KOTA KINABALU: Desperate for internet access, villagers in Sabah’s northernmost Pitas district have come up with an ingenious “flag raising” approach to get on the world wide web.
The village is dotted with bamboo masts, some 20m high, on which they hoist mineral bottles containing mobile telephones with their “hot spot” function switched on to capture scant cellular signals.
The hoisted telephone provides the wifi signals for a household to access the internet.
A visitor to an unidentified Pitas village recently recorded a video clip showing how the villagers set about it. The three-minute clip had been widely shared among social media users here.
The video also showed bamboo poles near other houses in the kampung with a villager saying that was the only way they could have internet access.
District chief Mohd Zinin Andong Ajak said some villagers had no choice but to resort to such tactics as cellular telephone services in Pitas were spotty at best.
There are 124 kampungs in Pitas, which covers about twice the size of Penang island.

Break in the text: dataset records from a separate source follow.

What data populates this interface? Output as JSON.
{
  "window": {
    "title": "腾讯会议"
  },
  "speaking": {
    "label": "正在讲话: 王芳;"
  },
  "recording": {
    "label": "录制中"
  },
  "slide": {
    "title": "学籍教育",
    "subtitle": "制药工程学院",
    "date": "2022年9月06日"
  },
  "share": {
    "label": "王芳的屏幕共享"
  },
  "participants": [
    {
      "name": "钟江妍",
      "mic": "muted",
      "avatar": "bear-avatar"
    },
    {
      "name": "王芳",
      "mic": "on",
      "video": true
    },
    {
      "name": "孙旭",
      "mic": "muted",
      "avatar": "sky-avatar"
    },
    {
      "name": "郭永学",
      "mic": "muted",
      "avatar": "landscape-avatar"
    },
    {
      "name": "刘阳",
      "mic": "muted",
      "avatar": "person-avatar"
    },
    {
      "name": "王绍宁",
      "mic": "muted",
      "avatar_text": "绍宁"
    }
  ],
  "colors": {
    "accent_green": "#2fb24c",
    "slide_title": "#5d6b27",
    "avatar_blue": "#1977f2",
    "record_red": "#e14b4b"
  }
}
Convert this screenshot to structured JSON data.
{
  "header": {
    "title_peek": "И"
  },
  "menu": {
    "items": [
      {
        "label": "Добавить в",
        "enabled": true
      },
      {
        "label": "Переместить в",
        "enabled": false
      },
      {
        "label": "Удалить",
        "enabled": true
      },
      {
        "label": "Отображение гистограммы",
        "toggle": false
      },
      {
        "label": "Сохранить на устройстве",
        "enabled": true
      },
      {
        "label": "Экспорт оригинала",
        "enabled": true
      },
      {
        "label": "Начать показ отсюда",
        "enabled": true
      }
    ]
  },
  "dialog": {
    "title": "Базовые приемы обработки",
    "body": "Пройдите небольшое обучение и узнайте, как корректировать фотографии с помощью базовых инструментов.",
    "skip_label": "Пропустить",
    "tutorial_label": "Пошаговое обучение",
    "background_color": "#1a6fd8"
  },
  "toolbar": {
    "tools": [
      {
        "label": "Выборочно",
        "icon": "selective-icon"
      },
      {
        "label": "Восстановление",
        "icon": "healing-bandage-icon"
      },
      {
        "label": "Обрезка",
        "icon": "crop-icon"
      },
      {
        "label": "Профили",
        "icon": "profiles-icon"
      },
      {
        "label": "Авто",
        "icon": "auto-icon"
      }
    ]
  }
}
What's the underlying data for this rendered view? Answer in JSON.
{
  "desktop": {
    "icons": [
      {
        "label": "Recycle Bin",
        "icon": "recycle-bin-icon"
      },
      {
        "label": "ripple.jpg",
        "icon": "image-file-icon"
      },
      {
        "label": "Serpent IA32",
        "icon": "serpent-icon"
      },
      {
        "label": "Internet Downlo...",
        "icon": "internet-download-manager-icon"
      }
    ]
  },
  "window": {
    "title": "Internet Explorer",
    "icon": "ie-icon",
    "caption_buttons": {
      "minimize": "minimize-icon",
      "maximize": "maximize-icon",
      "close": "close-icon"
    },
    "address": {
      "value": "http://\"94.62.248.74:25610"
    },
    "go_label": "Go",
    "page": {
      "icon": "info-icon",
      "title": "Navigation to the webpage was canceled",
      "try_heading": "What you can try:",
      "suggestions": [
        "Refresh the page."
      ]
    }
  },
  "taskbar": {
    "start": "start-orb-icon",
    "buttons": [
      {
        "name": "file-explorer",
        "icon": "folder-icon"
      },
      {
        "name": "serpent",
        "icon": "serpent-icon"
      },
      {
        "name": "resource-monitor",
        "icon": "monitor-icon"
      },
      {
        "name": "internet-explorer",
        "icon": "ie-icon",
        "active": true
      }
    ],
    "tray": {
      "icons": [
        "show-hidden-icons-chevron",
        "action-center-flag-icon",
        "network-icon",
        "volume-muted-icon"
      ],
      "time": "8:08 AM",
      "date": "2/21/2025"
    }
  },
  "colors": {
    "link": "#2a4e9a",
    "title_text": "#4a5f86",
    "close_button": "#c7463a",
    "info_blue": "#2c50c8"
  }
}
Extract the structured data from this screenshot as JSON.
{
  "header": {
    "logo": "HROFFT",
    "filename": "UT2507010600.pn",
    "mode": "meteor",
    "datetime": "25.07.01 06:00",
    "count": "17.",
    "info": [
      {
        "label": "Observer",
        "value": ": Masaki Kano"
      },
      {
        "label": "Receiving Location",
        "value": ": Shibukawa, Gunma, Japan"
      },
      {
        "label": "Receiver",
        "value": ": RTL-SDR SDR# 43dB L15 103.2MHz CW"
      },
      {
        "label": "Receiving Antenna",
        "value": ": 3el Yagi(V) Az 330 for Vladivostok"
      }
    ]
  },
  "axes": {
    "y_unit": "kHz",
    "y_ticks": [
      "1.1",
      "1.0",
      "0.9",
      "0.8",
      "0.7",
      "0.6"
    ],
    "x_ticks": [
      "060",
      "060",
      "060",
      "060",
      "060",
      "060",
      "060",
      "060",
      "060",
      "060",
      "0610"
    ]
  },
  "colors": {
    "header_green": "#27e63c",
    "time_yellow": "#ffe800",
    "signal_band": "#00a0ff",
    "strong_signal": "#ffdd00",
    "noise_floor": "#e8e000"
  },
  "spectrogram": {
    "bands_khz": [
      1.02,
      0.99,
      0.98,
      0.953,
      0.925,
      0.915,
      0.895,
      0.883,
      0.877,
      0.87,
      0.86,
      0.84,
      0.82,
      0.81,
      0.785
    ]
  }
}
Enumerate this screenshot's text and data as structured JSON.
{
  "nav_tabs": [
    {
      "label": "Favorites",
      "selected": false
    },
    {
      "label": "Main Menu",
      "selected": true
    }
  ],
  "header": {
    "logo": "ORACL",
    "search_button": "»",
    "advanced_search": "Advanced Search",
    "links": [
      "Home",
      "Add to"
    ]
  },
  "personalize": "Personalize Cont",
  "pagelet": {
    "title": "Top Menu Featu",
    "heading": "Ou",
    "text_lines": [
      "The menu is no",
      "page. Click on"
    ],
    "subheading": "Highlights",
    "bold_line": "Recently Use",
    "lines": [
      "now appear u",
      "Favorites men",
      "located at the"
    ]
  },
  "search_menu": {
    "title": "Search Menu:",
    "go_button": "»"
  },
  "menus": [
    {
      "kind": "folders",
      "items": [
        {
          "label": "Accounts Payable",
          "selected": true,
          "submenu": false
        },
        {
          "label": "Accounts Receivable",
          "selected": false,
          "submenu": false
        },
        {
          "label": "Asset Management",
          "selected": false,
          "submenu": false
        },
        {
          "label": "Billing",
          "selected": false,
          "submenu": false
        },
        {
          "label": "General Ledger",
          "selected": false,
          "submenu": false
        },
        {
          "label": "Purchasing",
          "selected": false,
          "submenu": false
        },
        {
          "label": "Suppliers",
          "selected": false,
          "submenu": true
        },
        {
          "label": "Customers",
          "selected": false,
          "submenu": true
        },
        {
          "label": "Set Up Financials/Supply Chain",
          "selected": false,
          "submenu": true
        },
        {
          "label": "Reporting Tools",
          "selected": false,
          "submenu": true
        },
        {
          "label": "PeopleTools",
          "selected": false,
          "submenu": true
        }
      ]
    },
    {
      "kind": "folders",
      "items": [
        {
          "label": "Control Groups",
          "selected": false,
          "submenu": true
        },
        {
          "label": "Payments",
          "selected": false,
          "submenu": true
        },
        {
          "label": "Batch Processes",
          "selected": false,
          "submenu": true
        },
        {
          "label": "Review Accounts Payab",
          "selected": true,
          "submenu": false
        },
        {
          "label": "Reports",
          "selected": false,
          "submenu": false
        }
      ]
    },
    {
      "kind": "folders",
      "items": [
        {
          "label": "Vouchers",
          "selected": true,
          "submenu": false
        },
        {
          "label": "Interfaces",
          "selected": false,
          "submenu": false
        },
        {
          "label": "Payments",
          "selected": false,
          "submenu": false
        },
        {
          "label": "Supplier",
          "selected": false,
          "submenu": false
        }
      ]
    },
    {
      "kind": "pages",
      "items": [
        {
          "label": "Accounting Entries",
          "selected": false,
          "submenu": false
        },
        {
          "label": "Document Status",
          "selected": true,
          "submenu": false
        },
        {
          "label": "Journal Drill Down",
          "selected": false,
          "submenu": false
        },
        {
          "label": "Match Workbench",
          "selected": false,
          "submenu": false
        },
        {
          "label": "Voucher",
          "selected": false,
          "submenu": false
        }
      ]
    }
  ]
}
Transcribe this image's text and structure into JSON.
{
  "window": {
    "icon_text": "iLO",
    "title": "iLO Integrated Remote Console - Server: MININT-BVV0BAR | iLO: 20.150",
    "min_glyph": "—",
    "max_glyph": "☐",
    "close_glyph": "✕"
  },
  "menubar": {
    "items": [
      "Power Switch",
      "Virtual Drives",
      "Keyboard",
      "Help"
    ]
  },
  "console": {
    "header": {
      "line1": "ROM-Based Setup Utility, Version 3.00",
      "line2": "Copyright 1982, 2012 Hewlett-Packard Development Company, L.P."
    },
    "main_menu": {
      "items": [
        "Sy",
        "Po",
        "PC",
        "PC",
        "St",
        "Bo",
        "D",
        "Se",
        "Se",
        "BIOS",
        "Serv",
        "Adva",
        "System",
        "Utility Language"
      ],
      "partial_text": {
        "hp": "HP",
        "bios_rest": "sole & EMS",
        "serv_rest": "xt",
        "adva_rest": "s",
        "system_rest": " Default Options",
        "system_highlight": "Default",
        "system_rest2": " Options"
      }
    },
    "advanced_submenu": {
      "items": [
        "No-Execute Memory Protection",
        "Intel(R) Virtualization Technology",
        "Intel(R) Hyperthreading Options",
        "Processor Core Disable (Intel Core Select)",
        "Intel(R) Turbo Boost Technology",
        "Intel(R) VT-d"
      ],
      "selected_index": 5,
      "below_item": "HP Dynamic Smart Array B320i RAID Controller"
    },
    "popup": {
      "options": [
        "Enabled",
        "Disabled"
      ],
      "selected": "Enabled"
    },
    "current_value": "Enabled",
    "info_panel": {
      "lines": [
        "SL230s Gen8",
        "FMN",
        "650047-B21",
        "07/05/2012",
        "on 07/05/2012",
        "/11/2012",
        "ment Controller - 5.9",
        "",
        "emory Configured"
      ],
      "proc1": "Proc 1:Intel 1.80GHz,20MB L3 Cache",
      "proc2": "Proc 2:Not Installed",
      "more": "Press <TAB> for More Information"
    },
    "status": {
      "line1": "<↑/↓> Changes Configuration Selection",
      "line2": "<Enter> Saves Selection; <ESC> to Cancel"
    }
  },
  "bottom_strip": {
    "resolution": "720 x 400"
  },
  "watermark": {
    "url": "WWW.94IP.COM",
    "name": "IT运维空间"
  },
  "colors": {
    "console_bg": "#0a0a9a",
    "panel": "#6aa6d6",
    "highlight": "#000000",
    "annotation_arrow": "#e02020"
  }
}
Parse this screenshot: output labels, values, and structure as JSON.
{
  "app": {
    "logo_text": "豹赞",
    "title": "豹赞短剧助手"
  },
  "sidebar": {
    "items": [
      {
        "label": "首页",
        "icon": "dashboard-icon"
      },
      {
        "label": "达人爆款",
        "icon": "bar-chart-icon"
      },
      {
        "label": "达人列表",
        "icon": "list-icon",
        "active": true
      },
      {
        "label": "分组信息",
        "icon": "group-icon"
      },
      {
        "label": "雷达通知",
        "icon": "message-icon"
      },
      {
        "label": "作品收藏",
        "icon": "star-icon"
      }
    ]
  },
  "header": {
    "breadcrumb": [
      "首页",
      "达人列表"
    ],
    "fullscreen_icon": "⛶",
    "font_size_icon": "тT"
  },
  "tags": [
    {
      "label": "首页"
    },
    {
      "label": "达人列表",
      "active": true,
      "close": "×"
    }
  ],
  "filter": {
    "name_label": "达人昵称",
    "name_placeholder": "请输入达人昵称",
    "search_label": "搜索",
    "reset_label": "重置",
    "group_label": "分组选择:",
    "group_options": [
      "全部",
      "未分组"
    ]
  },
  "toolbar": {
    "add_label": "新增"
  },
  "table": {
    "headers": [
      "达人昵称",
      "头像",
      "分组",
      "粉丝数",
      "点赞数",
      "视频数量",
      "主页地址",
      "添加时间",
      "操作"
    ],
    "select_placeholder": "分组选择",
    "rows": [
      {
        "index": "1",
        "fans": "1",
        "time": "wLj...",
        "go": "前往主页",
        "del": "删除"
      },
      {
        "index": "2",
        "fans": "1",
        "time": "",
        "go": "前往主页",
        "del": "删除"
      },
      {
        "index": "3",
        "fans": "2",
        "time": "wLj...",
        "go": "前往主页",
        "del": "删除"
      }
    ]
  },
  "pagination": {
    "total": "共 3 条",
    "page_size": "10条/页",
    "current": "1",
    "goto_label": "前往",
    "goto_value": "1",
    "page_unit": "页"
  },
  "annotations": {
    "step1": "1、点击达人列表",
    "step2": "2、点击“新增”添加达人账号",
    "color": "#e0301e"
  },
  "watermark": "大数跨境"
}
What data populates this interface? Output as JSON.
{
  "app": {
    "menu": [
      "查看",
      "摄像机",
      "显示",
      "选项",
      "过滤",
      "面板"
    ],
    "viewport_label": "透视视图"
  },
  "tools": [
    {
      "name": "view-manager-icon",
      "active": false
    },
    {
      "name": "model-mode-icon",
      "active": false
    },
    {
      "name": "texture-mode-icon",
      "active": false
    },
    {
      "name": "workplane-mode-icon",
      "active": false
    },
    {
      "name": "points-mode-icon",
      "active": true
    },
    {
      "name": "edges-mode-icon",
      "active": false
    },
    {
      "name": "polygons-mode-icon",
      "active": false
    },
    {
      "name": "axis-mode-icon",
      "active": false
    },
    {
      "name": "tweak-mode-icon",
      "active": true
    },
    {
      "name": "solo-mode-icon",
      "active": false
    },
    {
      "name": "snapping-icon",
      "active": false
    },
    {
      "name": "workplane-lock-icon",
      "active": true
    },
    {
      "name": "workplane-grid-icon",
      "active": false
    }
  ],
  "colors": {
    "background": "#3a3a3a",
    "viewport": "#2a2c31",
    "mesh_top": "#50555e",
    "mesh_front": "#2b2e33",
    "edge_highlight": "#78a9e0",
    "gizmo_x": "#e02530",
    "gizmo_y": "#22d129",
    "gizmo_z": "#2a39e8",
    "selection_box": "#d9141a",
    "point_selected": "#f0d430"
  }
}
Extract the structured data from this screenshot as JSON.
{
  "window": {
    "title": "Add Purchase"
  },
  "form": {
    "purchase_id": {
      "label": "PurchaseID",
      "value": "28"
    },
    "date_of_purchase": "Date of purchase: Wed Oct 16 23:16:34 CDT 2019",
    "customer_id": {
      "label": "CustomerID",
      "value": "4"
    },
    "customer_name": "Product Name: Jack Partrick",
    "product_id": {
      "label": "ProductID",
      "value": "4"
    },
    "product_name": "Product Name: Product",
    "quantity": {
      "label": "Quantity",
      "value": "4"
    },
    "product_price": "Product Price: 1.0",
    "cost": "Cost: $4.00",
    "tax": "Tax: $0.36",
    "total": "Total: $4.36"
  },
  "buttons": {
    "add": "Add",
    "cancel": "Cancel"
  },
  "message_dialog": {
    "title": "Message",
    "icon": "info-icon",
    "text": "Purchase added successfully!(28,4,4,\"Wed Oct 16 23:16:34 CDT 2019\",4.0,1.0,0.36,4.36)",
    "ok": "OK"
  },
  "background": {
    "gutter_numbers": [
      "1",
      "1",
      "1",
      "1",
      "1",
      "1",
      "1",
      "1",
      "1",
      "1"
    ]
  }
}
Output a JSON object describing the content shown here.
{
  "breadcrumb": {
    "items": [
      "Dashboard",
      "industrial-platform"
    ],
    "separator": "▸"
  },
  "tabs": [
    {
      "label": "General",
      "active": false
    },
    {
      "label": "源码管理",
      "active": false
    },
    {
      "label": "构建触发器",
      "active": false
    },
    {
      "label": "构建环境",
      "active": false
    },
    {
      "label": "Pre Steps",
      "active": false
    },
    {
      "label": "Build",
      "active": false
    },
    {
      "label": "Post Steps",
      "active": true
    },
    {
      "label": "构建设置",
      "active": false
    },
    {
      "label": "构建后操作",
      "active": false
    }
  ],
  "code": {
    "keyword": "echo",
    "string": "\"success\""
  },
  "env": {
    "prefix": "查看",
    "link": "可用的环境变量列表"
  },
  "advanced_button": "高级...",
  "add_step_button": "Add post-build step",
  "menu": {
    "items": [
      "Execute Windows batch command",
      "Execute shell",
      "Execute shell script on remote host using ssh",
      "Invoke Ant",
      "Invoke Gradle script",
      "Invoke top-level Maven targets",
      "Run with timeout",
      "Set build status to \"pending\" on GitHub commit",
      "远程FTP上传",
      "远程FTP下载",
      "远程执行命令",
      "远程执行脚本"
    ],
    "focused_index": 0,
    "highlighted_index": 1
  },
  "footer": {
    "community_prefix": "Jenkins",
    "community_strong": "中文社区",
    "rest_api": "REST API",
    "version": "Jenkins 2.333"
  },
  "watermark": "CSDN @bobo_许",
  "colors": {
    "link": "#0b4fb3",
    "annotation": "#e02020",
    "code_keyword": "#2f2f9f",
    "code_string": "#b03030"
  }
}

“There is no cellular telephone signal in some of them. So, in villages where the signals are weak, the kampung folks have hoisted up their phones to get signals. They are already considered lucky,” he said.
Zinin said cellular telephone services were considered so bad that at Kampung Tambiling, a village just five minute drive from Pitas town, villagers faced difficulties in making or receiving calls.
“And in some areas like Kampung Kasagaan, there are no telephone signals at all. And this is 2020. How much longer must we have to wait for decent phone services?” he said.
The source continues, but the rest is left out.